Он снова сел в кресло и стал смаковать свой овсяно-ячменный сок с горьковатым дымком креозота.

Знакомые вкус и запах пробудили воспоминания, давным-давно забытое. Подобно Фениксу, это впечатление возникло из небытия и вызвало то же самое ощущение, какое было у него во рту, когда -- давно уже -- хаживал он к зубным врачам.

Дез Эссент вспомнил всех когда-либо виденных им дантистов, но, понемногу сосредоточившись, начал размышлять об одном из них, которого, благодаря давнему невероятному случаю, запомнил особенно.

Было это три года назад. Однажды ночью у него нестерпимо разболелся зуб. От боли дез Эссент чуть не сошел с ума, бегал из угла в угол, делал примочки.
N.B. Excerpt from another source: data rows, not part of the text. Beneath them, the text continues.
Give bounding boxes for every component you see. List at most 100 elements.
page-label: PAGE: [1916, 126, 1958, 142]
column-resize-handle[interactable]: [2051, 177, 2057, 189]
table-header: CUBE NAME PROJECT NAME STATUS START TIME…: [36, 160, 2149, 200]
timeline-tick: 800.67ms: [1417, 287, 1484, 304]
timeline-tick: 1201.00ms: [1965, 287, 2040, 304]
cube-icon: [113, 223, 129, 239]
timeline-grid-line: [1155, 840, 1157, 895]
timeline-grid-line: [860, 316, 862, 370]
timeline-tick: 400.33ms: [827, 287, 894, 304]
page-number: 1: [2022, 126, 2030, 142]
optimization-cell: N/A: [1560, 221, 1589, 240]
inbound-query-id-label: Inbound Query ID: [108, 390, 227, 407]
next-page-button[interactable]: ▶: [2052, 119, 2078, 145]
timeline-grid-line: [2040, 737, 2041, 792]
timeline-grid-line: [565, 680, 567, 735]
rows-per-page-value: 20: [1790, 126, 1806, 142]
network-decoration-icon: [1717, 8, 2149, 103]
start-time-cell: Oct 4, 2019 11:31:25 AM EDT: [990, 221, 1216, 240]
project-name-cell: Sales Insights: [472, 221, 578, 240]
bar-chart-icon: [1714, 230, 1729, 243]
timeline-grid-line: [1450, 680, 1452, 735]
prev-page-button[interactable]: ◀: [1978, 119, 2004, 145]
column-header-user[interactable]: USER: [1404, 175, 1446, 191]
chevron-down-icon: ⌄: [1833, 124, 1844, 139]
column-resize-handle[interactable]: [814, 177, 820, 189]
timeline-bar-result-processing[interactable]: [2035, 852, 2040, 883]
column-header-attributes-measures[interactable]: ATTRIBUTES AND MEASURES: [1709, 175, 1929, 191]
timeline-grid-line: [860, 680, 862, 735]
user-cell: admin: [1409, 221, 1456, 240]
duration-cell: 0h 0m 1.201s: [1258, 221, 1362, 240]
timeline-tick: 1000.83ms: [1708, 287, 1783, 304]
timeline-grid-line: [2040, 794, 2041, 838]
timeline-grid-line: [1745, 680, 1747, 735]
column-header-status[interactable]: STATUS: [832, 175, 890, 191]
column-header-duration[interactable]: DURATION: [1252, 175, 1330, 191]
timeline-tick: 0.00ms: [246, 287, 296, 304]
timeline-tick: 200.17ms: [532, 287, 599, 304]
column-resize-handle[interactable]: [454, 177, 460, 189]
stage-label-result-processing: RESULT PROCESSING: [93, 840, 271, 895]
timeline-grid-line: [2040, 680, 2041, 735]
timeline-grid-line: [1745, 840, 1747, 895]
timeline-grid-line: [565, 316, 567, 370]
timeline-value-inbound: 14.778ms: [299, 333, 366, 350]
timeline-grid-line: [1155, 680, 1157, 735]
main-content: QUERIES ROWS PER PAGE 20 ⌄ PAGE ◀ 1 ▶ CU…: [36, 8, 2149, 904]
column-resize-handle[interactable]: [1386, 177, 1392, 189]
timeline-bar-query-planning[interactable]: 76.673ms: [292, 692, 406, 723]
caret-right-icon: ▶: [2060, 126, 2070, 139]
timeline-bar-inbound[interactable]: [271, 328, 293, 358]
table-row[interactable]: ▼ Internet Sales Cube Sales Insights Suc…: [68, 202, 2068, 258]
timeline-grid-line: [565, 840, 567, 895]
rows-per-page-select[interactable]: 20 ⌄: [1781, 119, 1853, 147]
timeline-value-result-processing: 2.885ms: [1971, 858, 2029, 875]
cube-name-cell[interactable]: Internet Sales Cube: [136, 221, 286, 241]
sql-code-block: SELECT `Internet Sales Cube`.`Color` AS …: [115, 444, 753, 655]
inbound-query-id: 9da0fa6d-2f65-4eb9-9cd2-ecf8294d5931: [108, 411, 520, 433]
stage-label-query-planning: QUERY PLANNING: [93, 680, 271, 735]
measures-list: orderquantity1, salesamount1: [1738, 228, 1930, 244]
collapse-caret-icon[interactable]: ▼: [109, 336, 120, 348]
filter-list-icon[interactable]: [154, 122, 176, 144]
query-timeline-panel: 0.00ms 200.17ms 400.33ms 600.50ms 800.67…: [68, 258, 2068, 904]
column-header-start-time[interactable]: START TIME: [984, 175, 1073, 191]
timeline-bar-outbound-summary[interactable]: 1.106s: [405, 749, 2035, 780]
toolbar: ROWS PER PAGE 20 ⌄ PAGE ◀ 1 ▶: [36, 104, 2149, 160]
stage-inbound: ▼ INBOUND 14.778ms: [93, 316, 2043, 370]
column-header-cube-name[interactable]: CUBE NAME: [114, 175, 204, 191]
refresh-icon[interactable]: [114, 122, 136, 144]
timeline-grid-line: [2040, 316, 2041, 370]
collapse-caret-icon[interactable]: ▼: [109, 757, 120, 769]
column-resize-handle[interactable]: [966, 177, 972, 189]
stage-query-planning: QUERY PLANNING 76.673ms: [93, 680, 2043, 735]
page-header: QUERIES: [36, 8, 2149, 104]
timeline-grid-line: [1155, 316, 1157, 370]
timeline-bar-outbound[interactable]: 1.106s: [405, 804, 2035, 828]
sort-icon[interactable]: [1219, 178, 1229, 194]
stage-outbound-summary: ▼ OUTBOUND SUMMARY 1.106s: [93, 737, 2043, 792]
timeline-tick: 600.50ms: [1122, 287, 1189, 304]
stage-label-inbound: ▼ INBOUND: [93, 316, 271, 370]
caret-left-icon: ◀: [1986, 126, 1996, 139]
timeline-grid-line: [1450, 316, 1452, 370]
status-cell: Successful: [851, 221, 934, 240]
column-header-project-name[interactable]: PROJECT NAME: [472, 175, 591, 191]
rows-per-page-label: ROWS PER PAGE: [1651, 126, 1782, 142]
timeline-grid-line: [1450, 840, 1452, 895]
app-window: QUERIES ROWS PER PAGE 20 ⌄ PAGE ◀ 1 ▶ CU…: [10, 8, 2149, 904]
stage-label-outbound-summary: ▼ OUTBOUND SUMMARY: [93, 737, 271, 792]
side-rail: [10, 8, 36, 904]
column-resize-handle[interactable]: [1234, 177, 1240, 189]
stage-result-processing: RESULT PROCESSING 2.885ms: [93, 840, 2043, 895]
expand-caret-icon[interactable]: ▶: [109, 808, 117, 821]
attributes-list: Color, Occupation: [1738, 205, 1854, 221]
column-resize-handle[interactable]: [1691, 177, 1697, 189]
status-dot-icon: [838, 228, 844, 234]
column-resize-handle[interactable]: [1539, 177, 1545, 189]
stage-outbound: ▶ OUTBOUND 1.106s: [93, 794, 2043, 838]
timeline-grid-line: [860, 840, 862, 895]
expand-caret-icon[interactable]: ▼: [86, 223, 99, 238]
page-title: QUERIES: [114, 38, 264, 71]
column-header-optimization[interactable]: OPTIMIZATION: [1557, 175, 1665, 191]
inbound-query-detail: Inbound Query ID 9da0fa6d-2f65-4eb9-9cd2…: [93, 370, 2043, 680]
Но зуб уже был запломбирован, и домашние средства здесь не годились. Помочь мог только врач. Дез Эссент в нетерпении ждал утра, решившись на любое лечение, лишь бы прекратилась боль.

Держась за щеку, он раздумывал, как поступить. Все известные ему дантисты -- богатые люди, дельцы, с которыми не так-то просто иметь дело. Записываться к ним на прием нужно заранее. Но это невозможно, ждать я не в силах, думал он. И решил пойти к первому попавшемуся зубодеру, к одному из тех эскулапов с козьей ножкой, которые, может, и не мастера лечить кариес и заделывать дырки, но зато вырвут самый упрямый зуб в мгновение ока. Они берутся за дело ни свет ни заря, и прийти к ним можно без записи. Наконец пробило семь. Он выбежал из дома и, вспомнив об одном таком коновале и "народном целителе", который обитал на набережной, помчался по улице, кусая носовой платок и сдерживая слезы.